High School Students Launch Spiritwear Store Despite Pandemic Challenges
Most adults won’t attempt to launch their own business during good economic times, much less during a pandemic. But that’s just what Fair Grove High School students did with the opening of an apparel and spiritwear store.
Earlier this month, they cut the ribbon for Flight Gear, a spirit shop located in a remodeled space inside the gym lobby. The store, which sells Fair Grove Eagle apparel such as onesies, hats, shirts, shorts, pants, sweatshirts and accessories in person and online, is the result of a lot of business planning, secured funding from sponsors, a website launch, marketing strategy and merchandise ordering, all led by the students.
Cayse Overstreet, a business and marketing teacher at the school, helped her students with the details, but made it clear that the students did the heavy lifting.

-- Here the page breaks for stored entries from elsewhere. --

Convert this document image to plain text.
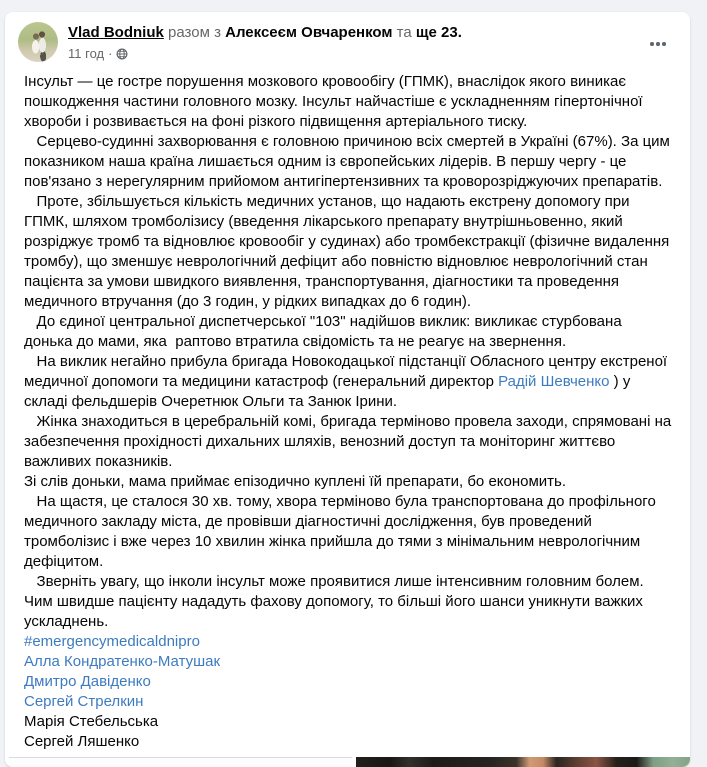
Vlad Bodniuk разом з Алексеєм Овчаренком та ще 23.
11 год ·

Інсульт — це гостре порушення мозкового кровообігу (ГПМК), внаслідок якого виникає пошкодження частини головного мозку. Інсульт найчастіше є ускладненням гіпертонічної хвороби і розвивається на фоні різкого підвищення артеріального тиску.

Серцево-судинні захворювання є головною причиною всіх смертей в Україні (67%). За цим показником наша країна лишається одним із європейських лідерів. В першу чергу - це пов'язано з нерегулярним прийомом антигіпертензивних та кроворозріджуючих препаратів.

Проте, збільшується кількість медичних установ, що надають екстрену допомогу при ГПМК, шляхом тромболізису (введення лікарського препарату внутрішньовенно, який розріджує тромб та відновлює кровообіг у судинах) або тромбекстракції (фізичне видалення тромбу), що зменшує неврологічний дефіцит або повністю відновлює неврологічний стан пацієнта за умови швидкого виявлення, транспортування, діагностики та проведення медичного втручання (до 3 годин, у рідких випадках до 6 годин).

До єдиної центральної диспетчерської "103" надійшов виклик: викликає стурбована донька до мами, яка  раптово втратила свідомість та не реагує на звернення.

На виклик негайно прибула бригада Новокодацької підстанції Обласного центру екстреної медичної допомоги та медицини катастроф (генеральний директор Радій Шевченко ) у складі фельдшерів Очеретнюк Ольги та Занюк Ірини.

Жінка знаходиться в церебральній комі, бригада терміново провела заходи, спрямовані на забезпечення прохідності дихальних шляхів, венозний доступ та моніторинг життєво важливих показників.

Зі слів доньки, мама приймає епізодично куплені їй препарати, бо економить.

На щастя, це сталося 30 хв. тому, хвора терміново була транспортована до профільного медичного закладу міста, де провівши діагностичні дослідження, був проведений тромболізис і вже через 10 хвилин жінка прийшла до тями з мінімальним неврологічним дефіцитом.

Зверніть увагу, що інколи інсульт може проявитися лише інтенсивним головним болем. Чим швидше пацієнту нададуть фахову допомогу, то більші його шанси уникнути важких ускладнень.

#emergencymedicaldnipro
Алла Кондратенко-Матушак
Дмитро Давіденко
Сергей Стрелкин
Марія Стебельська
Сергей Ляшенко
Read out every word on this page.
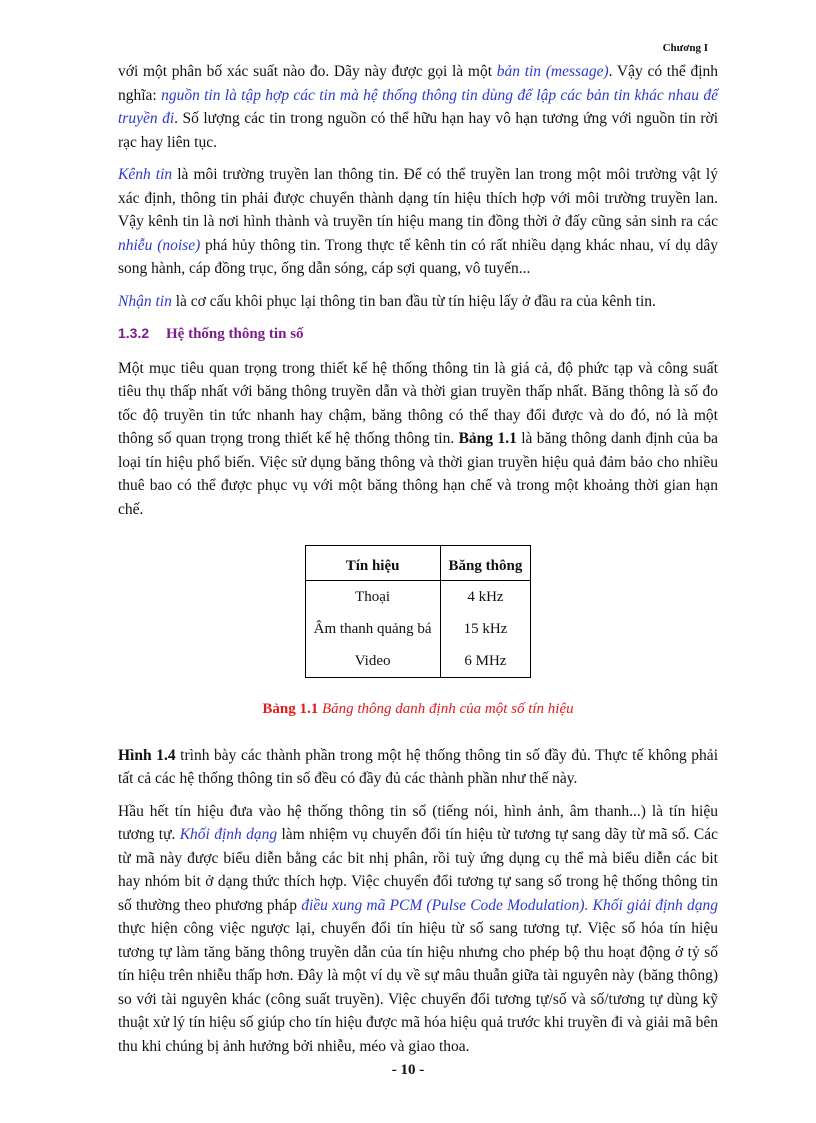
Chương I

với một phân bố xác suất nào đo. Dãy này được gọi là một bản tin (message). Vậy có thể định nghĩa: nguồn tin là tập hợp các tin mà hệ thống thông tin dùng để lập các bản tin khác nhau để truyền đi. Số lượng các tin trong nguồn có thể hữu hạn hay vô hạn tương ứng với nguồn tin rời rạc hay liên tục.

Kênh tin là môi trường truyền lan thông tin. Để có thể truyền lan trong một môi trường vật lý xác định, thông tin phải được chuyển thành dạng tín hiệu thích hợp với môi trường truyền lan. Vậy kênh tin là nơi hình thành và truyền tín hiệu mang tin đồng thời ở đấy cũng sản sinh ra các nhiễu (noise) phá hủy thông tin. Trong thực tế kênh tin có rất nhiều dạng khác nhau, ví dụ dây song hành, cáp đồng trục, ống dẫn sóng, cáp sợi quang, vô tuyến...

Nhận tin là cơ cấu khôi phục lại thông tin ban đầu từ tín hiệu lấy ở đầu ra của kênh tin.

1.3.2 Hệ thống thông tin số

Một mục tiêu quan trọng trong thiết kế hệ thống thông tin là giá cả, độ phức tạp và công suất tiêu thụ thấp nhất với băng thông truyền dẫn và thời gian truyền thấp nhất. Băng thông là số đo tốc độ truyền tin tức nhanh hay chậm, băng thông có thể thay đổi được và do đó, nó là một thông số quan trọng trong thiết kế hệ thống thông tin. Bảng 1.1 là băng thông danh định của ba loại tín hiệu phổ biến. Việc sử dụng băng thông và thời gian truyền hiệu quả đảm bảo cho nhiều thuê bao có thể được phục vụ với một băng thông hạn chế và trong một khoảng thời gian hạn chế.

Tín hiệu	Băng thông
Thoại	4 kHz
Âm thanh quảng bá	15 kHz
Video	6 MHz
Bảng 1.1 Băng thông danh định của một số tín hiệu

Hình 1.4 trình bày các thành phần trong một hệ thống thông tin số đầy đủ. Thực tế không phải tất cả các hệ thống thông tin số đều có đầy đủ các thành phần như thế này.

Hầu hết tín hiệu đưa vào hệ thống thông tin số (tiếng nói, hình ảnh, âm thanh...) là tín hiệu tương tự. Khối định dạng làm nhiệm vụ chuyển đổi tín hiệu từ tương tự sang dãy từ mã số. Các từ mã này được biểu diễn bằng các bit nhị phân, rồi tuỳ ứng dụng cụ thể mà biểu diễn các bit hay nhóm bit ở dạng thức thích hợp. Việc chuyển đổi tương tự sang số trong hệ thống thông tin số thường theo phương pháp điều xung mã PCM (Pulse Code Modulation). Khối giải định dạng thực hiện công việc ngược lại, chuyển đổi tín hiệu từ số sang tương tự. Việc số hóa tín hiệu tương tự làm tăng băng thông truyền dẫn của tín hiệu nhưng cho phép bộ thu hoạt động ở tỷ số tín hiệu trên nhiễu thấp hơn. Đây là một ví dụ về sự mâu thuẫn giữa tài nguyên này (băng thông) so với tài nguyên khác (công suất truyền). Việc chuyển đổi tương tự/số và số/tương tự dùng kỹ thuật xử lý tín hiệu số giúp cho tín hiệu được mã hóa hiệu quả trước khi truyền đi và giải mã bên thu khi chúng bị ảnh hưởng bởi nhiễu, méo và giao thoa.

- 10 -
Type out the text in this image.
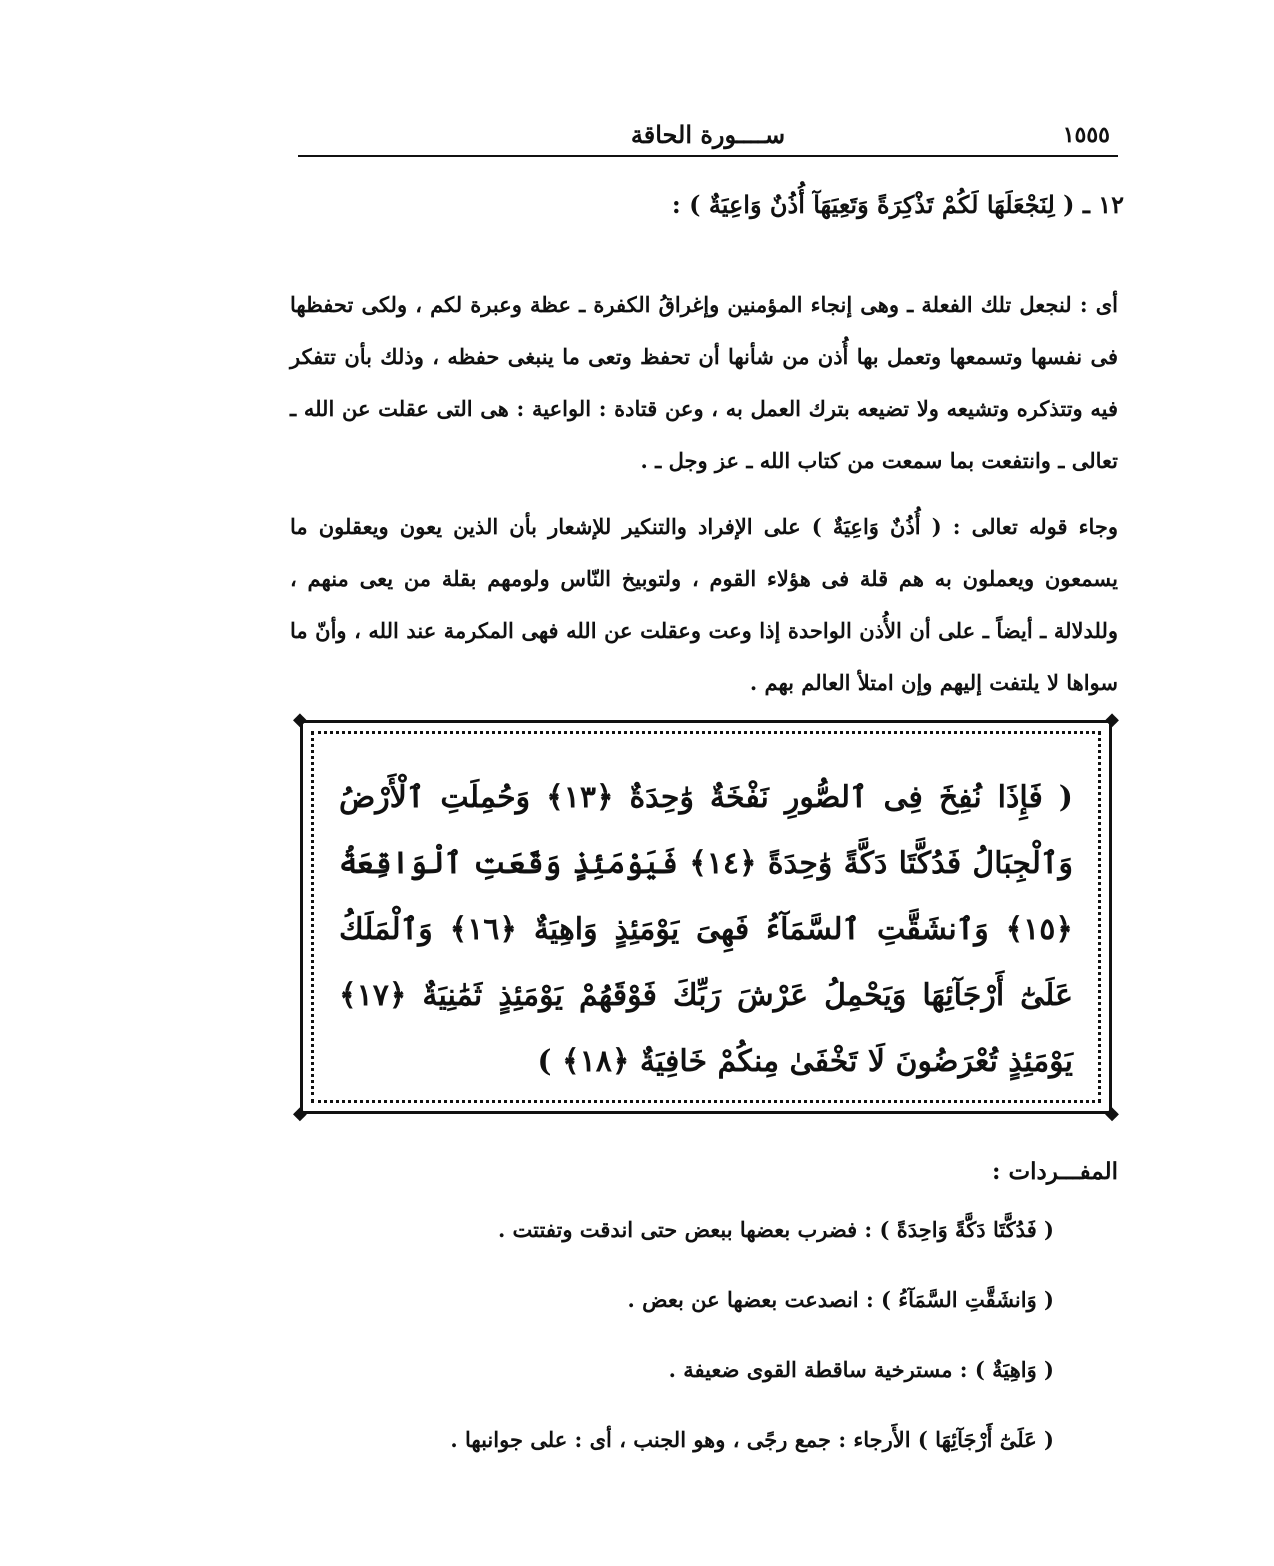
١٥٥٥
ســــورة الحاقة
١٢ ـ ( لِنَجْعَلَهَا لَكُمْ تَذْكِرَةً وَتَعِيَهَآ أُذُنٌ وَاعِيَةٌ ) :

أى : لنجعل تلك الفعلة ـ وهى إنجاء المؤمنين وإغراقُ الكفرة ـ عظة وعبرة لكم ، ولكى تحفظها فى نفسها وتسمعها وتعمل بها أُذن من شأنها أن تحفظ وتعى ما ينبغى حفظه ، وذلك بأن تتفكر فيه وتتذكره وتشيعه ولا تضيعه بترك العمل به ، وعن قتادة : الواعية : هى التى عقلت عن الله ـ تعالى ـ وانتفعت بما سمعت من كتاب الله ـ عز وجل ـ .

وجاء قوله تعالى : ( أُذُنٌ وَاعِيَةٌ ) على الإفراد والتنكير للإشعار بأن الذين يعون ويعقلون ما يسمعون ويعملون به هم قلة فى هؤلاء القوم ، ولتوبيخ النّاس ولومهم بقلة من يعى منهم ، وللدلالة ـ أيضاً ـ على أن الأُذن الواحدة إذا وعت وعقلت عن الله فهى المكرمة عند الله ، وأنّ ما سواها لا يلتفت إليهم وإن امتلأ العالم بهم .

◆	◆
◆	◆
( فَإِذَا نُفِخَ فِى ٱلصُّورِ نَفْخَةٌ وَٰحِدَةٌ ﴿١٣﴾ وَحُمِلَتِ ٱلْأَرْضُ وَٱلْجِبَالُ فَدُكَّتَا دَكَّةً وَٰحِدَةً ﴿١٤﴾ فَيَوْمَئِذٍ وَقَعَتِ ٱلْوَاقِعَةُ ﴿١٥﴾ وَٱنشَقَّتِ ٱلسَّمَآءُ فَهِىَ يَوْمَئِذٍ وَاهِيَةٌ ﴿١٦﴾ وَٱلْمَلَكُ عَلَىٰٓ أَرْجَآئِهَا وَيَحْمِلُ عَرْشَ رَبِّكَ فَوْقَهُمْ يَوْمَئِذٍ ثَمَٰنِيَةٌ ﴿١٧﴾ يَوْمَئِذٍ تُعْرَضُونَ لَا تَخْفَىٰ مِنكُمْ خَافِيَةٌ ﴿١٨﴾ )
المفـــردات :
( فَدُكَّتَا دَكَّةً وَاحِدَةً ) : فضرب بعضها ببعض حتى اندقت وتفتتت .
( وَانشَقَّتِ السَّمَآءُ ) : انصدعت بعضها عن بعض .
( وَاهِيَةٌ ) : مسترخية ساقطة القوى ضعيفة .
( عَلَىٰٓ أَرْجَآئِهَا ) الأَرجاء : جمع رجًى ، وهو الجنب ، أى : على جوانبها .
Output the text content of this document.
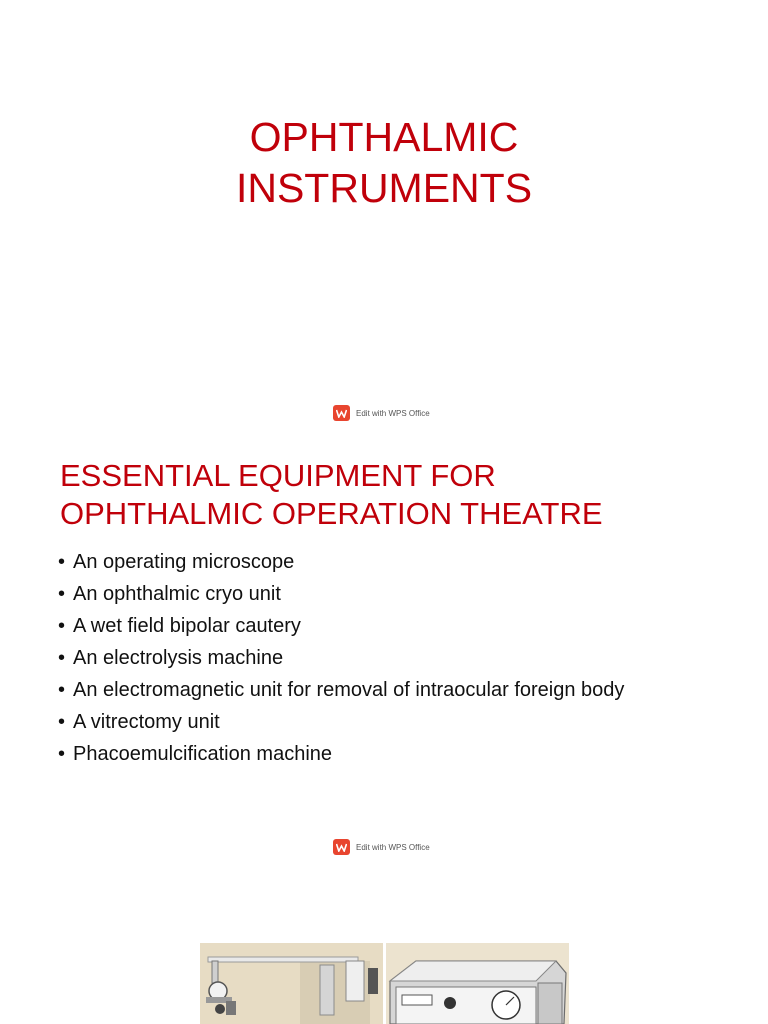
OPHTHALMIC
INSTRUMENTS
Edit with WPS Office
ESSENTIAL EQUIPMENT FOR
OPHTHALMIC OPERATION THEATRE
• An operating microscope
• An ophthalmic cryo unit
• A wet field bipolar cautery
• An electrolysis machine
• An electromagnetic unit for removal of intraocular foreign body
• A vitrectomy unit
• Phacoemulcification machine
Edit with WPS Office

“This is hard work, and this is what is shaping them into young adults who will one day run our businesses, schools, towns, hospitals and whatever else they set their minds to,” Overstreet told the Springfield News-Leader. “I felt that project-based learning could be taken to the next level if we gave our students the opportunity to work with real customers, real money, and real responsibilities."
The initial stages of the project started a few years ago, with a goal to open doors during the 2020-2021 school year. But as we all know, COVID had other plans. And yet, the students remained undeterred, only delaying their launch rather than scrapping the project entirely.
Overstreet says the delay was actually a good thing.
“This took the pressure off of my students by feeling they had to learn everything about the business in a few short weeks and then open up shop,” she said.
Like most adults launching a new business, tapping resources and doing research is paramount to success. But in the end, there’s nothing like getting your hands dirty.
“Getting out of the textbook and allowing students to have ownership in their learning is what this is all about for me,” Overstreet says. “I have quickly realized it is not just a class for these students.”